Animal rights activists—including the organization For the Ethical Treatment of Animals—rebuked Fauci and other medical researchers for continuing to test animals such as dogs and monkeys.
PETA welcomed Fauci’s early exit.
“Fauci is the second dinosaur after former National Institutes of Health (NIH) director Francis Collins to announce his retirement after PETA protests,” said Alka Chandna, vice president of the Virginia-based animal rights group. “Under Fauci’s leadership, the National Institute of Allergy and Infectious Diseases harmed and killed millions of animals, including tens of thousands of monkeys in failed AIDS experiments (in which no vaccine was produced to prevent HIV), as well as dogs that were subjected to outrageous cruelty and pointless poisoning tests. Neither Fauci nor Collins met an animal on which they would not experiment.”
Animal rights activists have sought to restrict NIH and other federal medical research on animals, particularly beagles and other dogs. U.S. Rep. Greg Stoib, D-Florida, introduced legislation earlier this month to ban medical testing on animals.
“Every year, the NIH uses more than $40 billion of taxpayer dollars to fund its research projects, including many recent cruel examples of the use of dogs. Americans are unwilling to allow the heinous abuse of puppies and dogs in the name of research. “My legislation would cut every penny of federal NIH funding for these ruthless dog experiments,” Steube said in a statement.
Other conservative Republicans are also glad to see Fauci leave after battles with COVID-19 over massive economic and social shutdowns and a push for masks and vaccines by Democrats and some big employers. Some conservatives also pressed Fauci about the origin of COVID-19 and whether it was linked to medical laboratory research in the city of Wuhan, China.
“For two years, Democrats in Congress have refused to hold a single hearing to question the origins of COVID-19 or our government’s involvement in Chinese biolabs,” said U.S. Rep. Doug LaMalfo, a Republican who represents California’s northernmost districts. “Now that we are months away from the Republicans regaining the majority, Dr. Fauci is announcing early retirement is no accident. Even in retirement, Dr. Fauci can expect to be held accountable for his role in the politicization of COVID and the unjustified shutdown of the country.”
U.S. Sen. Rand Paul, D-Kentucky, also promised a “full investigation into the origins of the pandemic” even if Fauci steps down.

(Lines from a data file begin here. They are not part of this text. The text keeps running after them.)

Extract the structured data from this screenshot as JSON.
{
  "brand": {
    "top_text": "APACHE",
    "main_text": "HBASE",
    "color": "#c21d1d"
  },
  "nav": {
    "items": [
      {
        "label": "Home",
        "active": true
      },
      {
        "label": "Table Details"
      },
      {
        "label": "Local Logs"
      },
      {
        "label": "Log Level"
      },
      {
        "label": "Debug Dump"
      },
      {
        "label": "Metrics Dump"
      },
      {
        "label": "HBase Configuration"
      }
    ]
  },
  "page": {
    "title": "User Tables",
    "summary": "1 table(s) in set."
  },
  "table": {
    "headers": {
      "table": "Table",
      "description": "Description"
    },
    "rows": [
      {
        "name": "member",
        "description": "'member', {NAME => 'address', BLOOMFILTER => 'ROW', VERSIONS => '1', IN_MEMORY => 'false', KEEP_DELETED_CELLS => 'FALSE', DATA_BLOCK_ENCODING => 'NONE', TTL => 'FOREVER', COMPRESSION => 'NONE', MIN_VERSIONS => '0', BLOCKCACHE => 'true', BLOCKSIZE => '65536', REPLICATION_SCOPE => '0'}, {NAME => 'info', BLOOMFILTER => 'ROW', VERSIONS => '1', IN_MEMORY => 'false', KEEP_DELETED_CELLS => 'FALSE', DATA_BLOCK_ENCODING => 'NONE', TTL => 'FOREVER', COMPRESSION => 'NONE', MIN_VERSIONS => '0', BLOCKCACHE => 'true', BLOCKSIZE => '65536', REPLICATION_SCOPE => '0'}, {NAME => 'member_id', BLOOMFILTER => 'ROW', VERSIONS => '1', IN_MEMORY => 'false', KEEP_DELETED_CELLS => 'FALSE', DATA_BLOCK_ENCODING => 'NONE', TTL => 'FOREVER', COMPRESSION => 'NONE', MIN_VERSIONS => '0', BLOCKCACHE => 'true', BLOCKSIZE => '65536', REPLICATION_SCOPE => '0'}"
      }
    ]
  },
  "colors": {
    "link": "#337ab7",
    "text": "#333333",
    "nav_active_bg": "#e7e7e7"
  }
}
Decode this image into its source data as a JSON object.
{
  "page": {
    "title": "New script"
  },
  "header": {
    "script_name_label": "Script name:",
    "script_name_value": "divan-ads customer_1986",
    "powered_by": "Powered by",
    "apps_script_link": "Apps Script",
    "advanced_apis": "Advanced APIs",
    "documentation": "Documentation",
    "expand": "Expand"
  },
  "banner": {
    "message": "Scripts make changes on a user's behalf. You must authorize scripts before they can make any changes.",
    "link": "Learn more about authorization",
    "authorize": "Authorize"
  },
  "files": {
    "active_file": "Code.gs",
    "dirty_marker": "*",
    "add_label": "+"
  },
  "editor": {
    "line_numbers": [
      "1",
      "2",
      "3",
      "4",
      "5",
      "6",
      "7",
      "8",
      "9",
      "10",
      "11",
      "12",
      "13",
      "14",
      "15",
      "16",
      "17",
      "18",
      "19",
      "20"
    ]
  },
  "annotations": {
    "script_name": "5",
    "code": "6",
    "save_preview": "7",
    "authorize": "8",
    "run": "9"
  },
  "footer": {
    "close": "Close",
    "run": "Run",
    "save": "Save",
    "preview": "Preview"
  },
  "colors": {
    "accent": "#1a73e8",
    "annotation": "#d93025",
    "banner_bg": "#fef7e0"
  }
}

Paul engaged in high-profile sparring with Fauci during the congressional hearings.
Democrats and much of the medical establishment welcomed Fauci during the pandemic. They also praise his work when he announces his retirement.
“I will always be grateful that we had a once-in-a-century public health leader to lead us through a once-in-a-century pandemic,” former President Barack Obama said in a statement.
The American Medical Association also recognized Fauci’s service.
“For more than 50 years, Dr. Anthony Fauci has been a strong and steadfast voice for science—and for data-driven answers to some of the biggest public health challenges of our time,” said Jack Resneck Jr., MD, who serves as AMA president. “Through the HIV/AIDS crisis, Ebola, Zika, and nearly three years of the global COVID-19 pandemic, Dr. Fauci has not only provided wise counsel to presidents of both parties, but has also intelligently used today’s media to provide clear information and direct guidance and information to of the American people. Throughout his decades of work, Dr. Fauci has advocated for patients, saved lives and, through simple human acts like hugging a Dallas nurse who survived Ebola, destigmatized the disease.”
Fauci was the highest-paid federal employee, earning more than $400,000 a year. He is also scheduled to receive a lucrative pension. A number of other lawmakers, including in Oregon, declined or did not respond to requests for comment on Fauci’s tenure and future departure.